Nach der Wende spielte der wiedererstandene VfB Leipzig hier eine Saison in der Bundesliga mit. Nach Jahren des Verfalls küsste Investor Michael Kölmel die Sportstätte mit dem Umbau zur WM-Arena mit Hilfe von Fördergeldern ab Januar 2000 wach und schließlich landete RB Leipzig in der heute gut 42.000 Besucher fassenden, modernen Fußball-Arena, die sich gekonnt in den alten Wall schmiegt.

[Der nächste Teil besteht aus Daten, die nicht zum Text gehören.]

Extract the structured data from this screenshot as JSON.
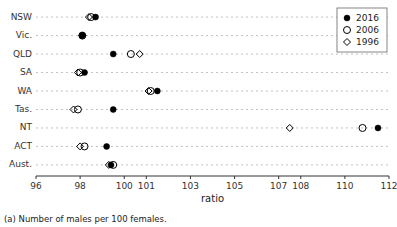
{
  "chart_data": {
    "type": "dot",
    "orientation": "horizontal",
    "categories": [
      "NSW",
      "Vic.",
      "QLD",
      "SA",
      "WA",
      "Tas.",
      "NT",
      "ACT",
      "Aust."
    ],
    "series": [
      {
        "name": "2016",
        "color": "black",
        "marker": "circle",
        "values": [
          98.7,
          98.1,
          99.5,
          98.2,
          101.5,
          99.5,
          111.5,
          99.2,
          99.4
        ]
      },
      {
        "name": "2006",
        "color": "black",
        "marker": "open-circle",
        "values": [
          98.5,
          98.1,
          100.3,
          98.0,
          101.2,
          97.9,
          110.8,
          98.2,
          99.5
        ]
      },
      {
        "name": "1996",
        "color": "black",
        "marker": "open-diamond",
        "values": [
          98.4,
          98.1,
          100.7,
          97.9,
          101.1,
          97.7,
          107.5,
          98.0,
          99.3
        ]
      }
    ],
    "xlim": [
      96,
      112
    ],
    "xticks": [
      96,
      98,
      100,
      101,
      103,
      105,
      107,
      108,
      110,
      112
    ],
    "xlabel": "ratio",
    "annotations": [
      "(a) Number of males per 100 females."
    ],
    "grid": true,
    "legend": "upper right"
  }
}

DURCHKLICKEN: Bilder vom Baustellenrundgang am 26. Februar 2020
Infos rund ums Stadion:
Baubeginn: 15. April 1955 (offiziell)
Eröffnung: 4. August 1956 mit dem Spiel SC Wismut Karl-Marx-Stadt – Honvéd Budapest 1:3
Kapazität bei Eröffnung: 100.000 Sitzplätze (fast alle unüberdacht)
Modernisierungen: mehrere, unter anderem 1977 Aufrüstung der Flutlichtanlage auf 2000 Lux
Wiedereröffnung: März 2004 für knapp 44.345 Zuschauer als reines Fußballstadion für die WM 2006 (zuvor 2005 auch Austragungsort für Spiele um den Confed-Cup).
Umbaukosten: 116 Mio. Euro
Aktuelles Fassungsvermögen als Spielstätte für RB Leipzig: gut 42.000 Zuschauer, erneute Modernisierung läuft derzeit, Erhöhung der Kapazität auf über 50.000 geplant.